Private corporations don’t have to factor in human rights. The latter rents children wage slaves in impoverished countries by the U.S. government (typically in former colonies, where the “First” World will have cheap, disposable labor to exploit). Private corporations can easily lower their costs more than their public competitors, as the latter are committed to maintaining some kind of decent standard of living for their workers. Corporations do not share this obligation. Workers are on their own. If a worker refuses to work for low wages and no benefits, thanks to the large pool of the unemployed, a more desperate worker can be found who will.
Moreover, public institutions are responsible for externalities. Every once in a while, corporations pretend to be, but nothing could be further from the truth.

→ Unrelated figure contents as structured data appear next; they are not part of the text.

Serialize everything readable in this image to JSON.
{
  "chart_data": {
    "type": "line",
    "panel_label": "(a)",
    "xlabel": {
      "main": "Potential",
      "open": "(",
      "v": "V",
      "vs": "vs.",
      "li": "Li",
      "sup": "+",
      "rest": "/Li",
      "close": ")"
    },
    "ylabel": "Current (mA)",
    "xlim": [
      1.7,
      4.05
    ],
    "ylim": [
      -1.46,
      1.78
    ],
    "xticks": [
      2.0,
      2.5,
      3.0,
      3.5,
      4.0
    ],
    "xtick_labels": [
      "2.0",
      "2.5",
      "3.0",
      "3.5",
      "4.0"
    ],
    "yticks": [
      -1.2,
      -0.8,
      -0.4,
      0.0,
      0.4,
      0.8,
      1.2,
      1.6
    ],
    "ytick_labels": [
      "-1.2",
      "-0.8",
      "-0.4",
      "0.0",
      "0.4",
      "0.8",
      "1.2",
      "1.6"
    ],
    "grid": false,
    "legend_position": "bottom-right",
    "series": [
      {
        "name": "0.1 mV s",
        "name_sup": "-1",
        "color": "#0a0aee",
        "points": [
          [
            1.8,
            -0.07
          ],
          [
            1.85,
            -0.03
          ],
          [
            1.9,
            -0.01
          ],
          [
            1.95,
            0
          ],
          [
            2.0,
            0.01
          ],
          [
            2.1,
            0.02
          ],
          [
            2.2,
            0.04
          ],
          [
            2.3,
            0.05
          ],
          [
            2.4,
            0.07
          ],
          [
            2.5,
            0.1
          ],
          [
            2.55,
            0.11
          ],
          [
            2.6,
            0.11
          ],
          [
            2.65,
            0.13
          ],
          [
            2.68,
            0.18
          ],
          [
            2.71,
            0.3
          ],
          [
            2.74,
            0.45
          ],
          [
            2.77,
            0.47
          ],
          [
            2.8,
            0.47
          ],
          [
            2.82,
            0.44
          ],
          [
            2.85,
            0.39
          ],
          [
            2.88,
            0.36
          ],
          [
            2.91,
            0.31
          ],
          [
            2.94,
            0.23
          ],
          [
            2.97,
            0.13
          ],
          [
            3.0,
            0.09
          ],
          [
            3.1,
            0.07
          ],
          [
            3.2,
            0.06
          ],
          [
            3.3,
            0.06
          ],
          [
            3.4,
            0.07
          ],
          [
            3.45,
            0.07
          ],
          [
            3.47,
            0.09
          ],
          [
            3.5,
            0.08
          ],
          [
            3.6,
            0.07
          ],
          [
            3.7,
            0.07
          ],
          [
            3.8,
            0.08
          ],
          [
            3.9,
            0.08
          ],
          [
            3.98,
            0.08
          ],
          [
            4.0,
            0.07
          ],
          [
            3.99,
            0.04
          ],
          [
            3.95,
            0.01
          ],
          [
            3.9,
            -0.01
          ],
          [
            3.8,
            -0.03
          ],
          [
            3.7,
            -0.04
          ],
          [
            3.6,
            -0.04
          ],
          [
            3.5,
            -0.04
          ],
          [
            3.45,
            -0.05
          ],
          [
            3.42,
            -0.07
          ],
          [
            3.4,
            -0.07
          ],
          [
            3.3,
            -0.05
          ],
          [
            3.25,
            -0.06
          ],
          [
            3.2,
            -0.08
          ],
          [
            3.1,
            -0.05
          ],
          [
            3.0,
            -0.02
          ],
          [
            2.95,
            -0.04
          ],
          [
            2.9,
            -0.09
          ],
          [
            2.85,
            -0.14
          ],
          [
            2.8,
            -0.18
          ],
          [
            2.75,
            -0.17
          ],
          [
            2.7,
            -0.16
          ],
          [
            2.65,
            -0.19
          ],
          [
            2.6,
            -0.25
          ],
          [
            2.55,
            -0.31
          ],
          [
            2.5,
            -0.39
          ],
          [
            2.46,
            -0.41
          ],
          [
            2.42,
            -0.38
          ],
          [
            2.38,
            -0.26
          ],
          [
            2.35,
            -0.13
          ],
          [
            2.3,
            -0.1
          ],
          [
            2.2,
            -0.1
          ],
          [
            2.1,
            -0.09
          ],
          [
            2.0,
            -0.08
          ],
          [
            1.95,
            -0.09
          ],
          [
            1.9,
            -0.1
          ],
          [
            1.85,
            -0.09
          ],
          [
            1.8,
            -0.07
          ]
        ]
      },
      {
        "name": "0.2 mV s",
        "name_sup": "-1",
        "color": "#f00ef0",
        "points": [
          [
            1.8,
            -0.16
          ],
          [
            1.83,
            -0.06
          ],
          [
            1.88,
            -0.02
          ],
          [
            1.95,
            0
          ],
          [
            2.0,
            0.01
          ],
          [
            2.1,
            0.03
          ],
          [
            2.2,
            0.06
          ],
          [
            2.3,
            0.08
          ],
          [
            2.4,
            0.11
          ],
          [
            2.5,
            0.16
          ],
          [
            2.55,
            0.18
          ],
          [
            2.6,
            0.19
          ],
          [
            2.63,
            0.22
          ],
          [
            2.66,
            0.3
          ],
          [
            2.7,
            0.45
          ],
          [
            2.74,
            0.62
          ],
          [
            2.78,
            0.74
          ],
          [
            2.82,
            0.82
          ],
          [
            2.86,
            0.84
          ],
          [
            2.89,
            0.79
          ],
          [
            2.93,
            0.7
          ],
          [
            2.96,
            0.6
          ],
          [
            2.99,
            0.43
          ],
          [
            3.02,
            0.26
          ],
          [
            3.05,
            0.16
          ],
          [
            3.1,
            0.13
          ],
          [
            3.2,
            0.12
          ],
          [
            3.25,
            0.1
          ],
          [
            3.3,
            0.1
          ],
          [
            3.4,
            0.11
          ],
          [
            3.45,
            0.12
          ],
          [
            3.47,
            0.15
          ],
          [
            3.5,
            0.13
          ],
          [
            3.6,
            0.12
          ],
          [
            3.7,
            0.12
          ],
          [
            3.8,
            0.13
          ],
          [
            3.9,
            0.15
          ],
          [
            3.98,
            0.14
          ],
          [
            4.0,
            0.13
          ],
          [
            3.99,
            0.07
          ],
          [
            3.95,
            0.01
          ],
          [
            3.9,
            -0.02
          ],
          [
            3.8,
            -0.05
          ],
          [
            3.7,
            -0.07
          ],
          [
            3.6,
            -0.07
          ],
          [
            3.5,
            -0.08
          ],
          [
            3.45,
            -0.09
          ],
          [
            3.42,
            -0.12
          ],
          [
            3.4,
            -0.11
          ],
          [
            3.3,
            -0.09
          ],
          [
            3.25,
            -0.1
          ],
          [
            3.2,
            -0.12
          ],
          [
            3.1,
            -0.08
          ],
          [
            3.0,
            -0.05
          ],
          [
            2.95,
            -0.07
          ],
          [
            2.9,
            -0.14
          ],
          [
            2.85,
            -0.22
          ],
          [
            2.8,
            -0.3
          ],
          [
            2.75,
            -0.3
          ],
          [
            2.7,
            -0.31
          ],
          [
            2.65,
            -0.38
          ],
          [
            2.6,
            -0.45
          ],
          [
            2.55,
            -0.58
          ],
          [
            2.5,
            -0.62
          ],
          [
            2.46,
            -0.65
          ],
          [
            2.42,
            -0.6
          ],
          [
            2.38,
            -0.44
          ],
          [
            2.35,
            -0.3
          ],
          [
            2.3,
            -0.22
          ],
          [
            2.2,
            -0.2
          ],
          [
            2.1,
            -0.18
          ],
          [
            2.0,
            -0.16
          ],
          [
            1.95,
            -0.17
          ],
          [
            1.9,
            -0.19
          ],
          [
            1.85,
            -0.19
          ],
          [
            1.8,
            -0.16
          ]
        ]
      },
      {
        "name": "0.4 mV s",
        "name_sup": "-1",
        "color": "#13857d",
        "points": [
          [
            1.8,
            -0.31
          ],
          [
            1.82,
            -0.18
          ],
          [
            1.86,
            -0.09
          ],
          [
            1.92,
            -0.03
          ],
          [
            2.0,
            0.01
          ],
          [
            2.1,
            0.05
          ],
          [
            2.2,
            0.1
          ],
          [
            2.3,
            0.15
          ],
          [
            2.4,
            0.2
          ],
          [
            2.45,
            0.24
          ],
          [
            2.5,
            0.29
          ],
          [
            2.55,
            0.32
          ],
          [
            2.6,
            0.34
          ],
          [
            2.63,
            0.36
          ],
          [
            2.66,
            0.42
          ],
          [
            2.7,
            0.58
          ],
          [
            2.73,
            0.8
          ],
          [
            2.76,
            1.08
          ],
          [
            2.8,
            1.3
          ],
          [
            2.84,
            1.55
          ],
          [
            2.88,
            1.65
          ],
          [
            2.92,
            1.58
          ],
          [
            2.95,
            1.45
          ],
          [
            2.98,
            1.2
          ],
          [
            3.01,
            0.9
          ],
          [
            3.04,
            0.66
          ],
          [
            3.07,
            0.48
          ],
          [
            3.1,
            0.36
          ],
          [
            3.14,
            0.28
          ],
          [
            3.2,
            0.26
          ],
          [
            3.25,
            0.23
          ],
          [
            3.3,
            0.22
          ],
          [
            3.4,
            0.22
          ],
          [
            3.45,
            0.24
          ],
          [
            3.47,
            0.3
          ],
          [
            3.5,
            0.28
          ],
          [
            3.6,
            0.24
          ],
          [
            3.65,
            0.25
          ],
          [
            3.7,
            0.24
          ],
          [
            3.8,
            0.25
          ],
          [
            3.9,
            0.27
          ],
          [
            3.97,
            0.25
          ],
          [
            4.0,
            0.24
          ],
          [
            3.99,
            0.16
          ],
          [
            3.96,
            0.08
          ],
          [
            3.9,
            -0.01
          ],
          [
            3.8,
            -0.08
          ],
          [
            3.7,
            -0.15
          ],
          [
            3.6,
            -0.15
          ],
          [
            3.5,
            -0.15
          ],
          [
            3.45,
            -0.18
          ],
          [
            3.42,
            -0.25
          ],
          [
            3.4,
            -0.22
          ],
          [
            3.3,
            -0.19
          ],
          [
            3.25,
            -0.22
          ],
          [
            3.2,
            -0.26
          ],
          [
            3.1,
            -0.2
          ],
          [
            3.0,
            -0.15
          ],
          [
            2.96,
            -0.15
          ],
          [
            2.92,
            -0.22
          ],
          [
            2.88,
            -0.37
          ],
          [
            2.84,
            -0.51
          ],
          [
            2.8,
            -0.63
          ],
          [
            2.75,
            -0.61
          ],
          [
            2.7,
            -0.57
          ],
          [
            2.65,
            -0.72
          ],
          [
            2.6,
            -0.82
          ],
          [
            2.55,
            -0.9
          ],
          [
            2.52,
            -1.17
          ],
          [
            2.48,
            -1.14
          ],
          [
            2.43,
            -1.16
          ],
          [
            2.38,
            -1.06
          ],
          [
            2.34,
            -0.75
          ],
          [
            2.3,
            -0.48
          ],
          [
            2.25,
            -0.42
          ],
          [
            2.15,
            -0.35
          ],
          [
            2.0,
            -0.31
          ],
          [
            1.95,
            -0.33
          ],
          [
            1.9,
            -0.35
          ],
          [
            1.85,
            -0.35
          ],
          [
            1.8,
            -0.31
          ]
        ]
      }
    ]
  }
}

So, in the end, to beat a dead horse even deader, this horrendous Jezebel article amounts to little more than neoliberal propaganda.
It has become increasingly common in “comedy” for people in positions of privilege to make jokes at the expense of the less fortunate. This despicable custom is not new, of course, but has intensified in recent years with Seth MacFarlane and other bourgeois, misogynist, white supremacist men (whose tawdry humor is incredibly popular among bourgeois, misogynist, white supremacist teenage boys).
This hit piece is merely another sad attempt at such abominable disparagement. “Look how stupid the USPS is, they’re trying to sell clothes, lol!”
Don’t get me wrong, I’m all for criticizing the government (at all hours of the day and night). But this is not criticism. This is cruel laughter; this is rubbing salt in the wounds of a neoliberal spree of which, in the end, per usual, the poor will bear the brunt.
And, for the second half of the the title: We’re next?
Variations on a familiar theme: Say hello to “austerity”—or, now as they call it, “sequestration.” The euphemism changes until it is no longer a scar on the public consciousness (there’s a reason it becomes a scar on the public consciousness), but it remains the same… a fiscal knife to the gut.